Mistake 3: Overestimating how much SOAP lowers the bar
Programs that enter SOAP are not automatically desperate. Reasons include:
- New program with low visibility.
- Geography that many applicants avoid.
- Internal ranking issues or late accreditation changes.
Most SOAP‑using programs still reject the majority of applicants who hit their queue. The bar drops slightly. It does not disappear.
8. Putting It All Together
Here is the blunt summary the data support:
SOAP is structurally concentrated. Most real opportunities are in Internal Medicine, Family Medicine, Pediatrics, Psychiatry, and prelim/TY tracks. Plan as if that is where you will land if you SOAP at all.

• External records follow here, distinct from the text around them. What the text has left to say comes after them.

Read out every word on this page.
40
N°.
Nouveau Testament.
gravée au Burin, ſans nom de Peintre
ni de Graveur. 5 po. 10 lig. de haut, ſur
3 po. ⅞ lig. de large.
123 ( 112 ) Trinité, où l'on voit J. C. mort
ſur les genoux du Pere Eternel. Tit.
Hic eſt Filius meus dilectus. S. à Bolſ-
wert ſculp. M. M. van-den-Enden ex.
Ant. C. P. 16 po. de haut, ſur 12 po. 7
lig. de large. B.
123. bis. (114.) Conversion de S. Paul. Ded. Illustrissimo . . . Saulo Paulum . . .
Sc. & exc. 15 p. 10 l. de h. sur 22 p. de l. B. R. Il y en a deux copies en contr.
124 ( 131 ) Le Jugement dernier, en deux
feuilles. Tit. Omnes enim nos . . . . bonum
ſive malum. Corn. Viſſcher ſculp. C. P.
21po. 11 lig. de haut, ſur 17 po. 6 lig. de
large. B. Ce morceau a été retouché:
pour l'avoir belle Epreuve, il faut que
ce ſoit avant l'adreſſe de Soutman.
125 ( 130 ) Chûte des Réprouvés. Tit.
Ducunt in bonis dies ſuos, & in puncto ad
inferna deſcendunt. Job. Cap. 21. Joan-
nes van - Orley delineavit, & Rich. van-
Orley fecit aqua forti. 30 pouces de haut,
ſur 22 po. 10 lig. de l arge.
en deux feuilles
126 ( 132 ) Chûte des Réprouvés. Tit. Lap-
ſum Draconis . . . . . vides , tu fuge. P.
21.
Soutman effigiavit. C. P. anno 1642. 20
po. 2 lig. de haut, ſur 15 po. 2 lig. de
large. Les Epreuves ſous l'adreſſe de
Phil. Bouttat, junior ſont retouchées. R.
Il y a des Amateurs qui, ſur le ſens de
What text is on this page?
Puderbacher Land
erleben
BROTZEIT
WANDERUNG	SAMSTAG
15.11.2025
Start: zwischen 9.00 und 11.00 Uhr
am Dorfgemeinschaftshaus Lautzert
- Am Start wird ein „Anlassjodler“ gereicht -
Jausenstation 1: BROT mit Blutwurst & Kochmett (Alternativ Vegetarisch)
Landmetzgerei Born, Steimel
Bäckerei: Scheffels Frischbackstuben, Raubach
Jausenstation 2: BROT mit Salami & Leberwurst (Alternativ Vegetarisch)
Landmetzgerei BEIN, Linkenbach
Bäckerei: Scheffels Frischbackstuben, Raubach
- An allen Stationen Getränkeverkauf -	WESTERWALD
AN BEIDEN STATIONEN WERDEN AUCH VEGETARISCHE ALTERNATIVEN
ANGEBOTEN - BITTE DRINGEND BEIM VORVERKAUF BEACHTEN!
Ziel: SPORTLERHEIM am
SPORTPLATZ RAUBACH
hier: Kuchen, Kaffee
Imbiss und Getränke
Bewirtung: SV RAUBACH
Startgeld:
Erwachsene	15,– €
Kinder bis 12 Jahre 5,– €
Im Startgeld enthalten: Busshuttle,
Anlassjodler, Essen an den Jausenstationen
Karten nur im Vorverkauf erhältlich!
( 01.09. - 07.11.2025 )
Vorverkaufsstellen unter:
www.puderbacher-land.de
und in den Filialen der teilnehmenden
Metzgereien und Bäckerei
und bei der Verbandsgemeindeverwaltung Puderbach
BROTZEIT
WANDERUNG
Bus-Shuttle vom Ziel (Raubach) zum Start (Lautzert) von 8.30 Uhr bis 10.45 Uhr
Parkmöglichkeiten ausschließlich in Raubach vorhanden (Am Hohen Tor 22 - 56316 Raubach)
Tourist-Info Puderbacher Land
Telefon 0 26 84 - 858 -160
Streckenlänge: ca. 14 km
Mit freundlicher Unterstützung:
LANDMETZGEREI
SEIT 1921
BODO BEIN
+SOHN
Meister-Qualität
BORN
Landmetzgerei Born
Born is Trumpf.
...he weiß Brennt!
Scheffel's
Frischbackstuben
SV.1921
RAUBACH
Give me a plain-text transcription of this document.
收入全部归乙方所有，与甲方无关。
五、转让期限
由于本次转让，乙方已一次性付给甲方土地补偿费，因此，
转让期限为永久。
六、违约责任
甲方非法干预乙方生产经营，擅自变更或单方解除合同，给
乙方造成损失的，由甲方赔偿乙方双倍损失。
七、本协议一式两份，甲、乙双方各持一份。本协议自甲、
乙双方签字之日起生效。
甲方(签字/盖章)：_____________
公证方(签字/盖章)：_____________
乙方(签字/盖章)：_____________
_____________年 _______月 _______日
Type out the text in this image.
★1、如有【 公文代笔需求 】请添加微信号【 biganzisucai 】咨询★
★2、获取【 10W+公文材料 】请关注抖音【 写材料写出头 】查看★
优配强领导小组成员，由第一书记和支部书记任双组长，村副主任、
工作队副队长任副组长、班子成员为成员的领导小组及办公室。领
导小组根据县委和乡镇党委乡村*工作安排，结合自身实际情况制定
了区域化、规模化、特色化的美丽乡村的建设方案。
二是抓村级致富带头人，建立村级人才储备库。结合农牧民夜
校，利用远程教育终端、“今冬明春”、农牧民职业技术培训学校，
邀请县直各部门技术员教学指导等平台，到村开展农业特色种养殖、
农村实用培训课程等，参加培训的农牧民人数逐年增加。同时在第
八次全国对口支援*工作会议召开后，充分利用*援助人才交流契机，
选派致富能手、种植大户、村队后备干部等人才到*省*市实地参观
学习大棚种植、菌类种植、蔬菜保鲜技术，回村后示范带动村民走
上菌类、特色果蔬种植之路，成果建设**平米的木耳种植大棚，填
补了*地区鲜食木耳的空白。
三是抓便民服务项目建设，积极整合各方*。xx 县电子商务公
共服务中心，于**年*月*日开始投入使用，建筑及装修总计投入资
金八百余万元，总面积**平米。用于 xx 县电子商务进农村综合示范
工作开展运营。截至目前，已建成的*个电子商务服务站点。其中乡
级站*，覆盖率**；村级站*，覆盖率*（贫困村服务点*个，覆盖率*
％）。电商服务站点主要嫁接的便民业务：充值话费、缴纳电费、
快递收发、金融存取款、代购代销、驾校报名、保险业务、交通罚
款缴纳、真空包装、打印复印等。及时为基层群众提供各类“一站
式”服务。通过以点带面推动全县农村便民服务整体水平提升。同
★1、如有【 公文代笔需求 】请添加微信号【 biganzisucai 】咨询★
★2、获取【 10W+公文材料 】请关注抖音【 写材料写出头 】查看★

Competitive fields stay competitive, even in SOAP. OB/GYN, General Surgery, and some neurology/path/PM&R spots do appear, but in small numbers and with intense competition. Prestige specialties (Derm, Ortho, Plastics, etc.) are effectively non‑SOAP options.
Your best SOAP strategy is specific, not hopeful. Decide now what you are truly willing to do, in which regions, and at what training intensity. Then build a SOAP list anchored in high‑volume specialties and realistic geographic targets.
If you respect what the numbers say instead of what you wish were true, your odds of walking out of Match Week with a contract in hand go up. Dramatically.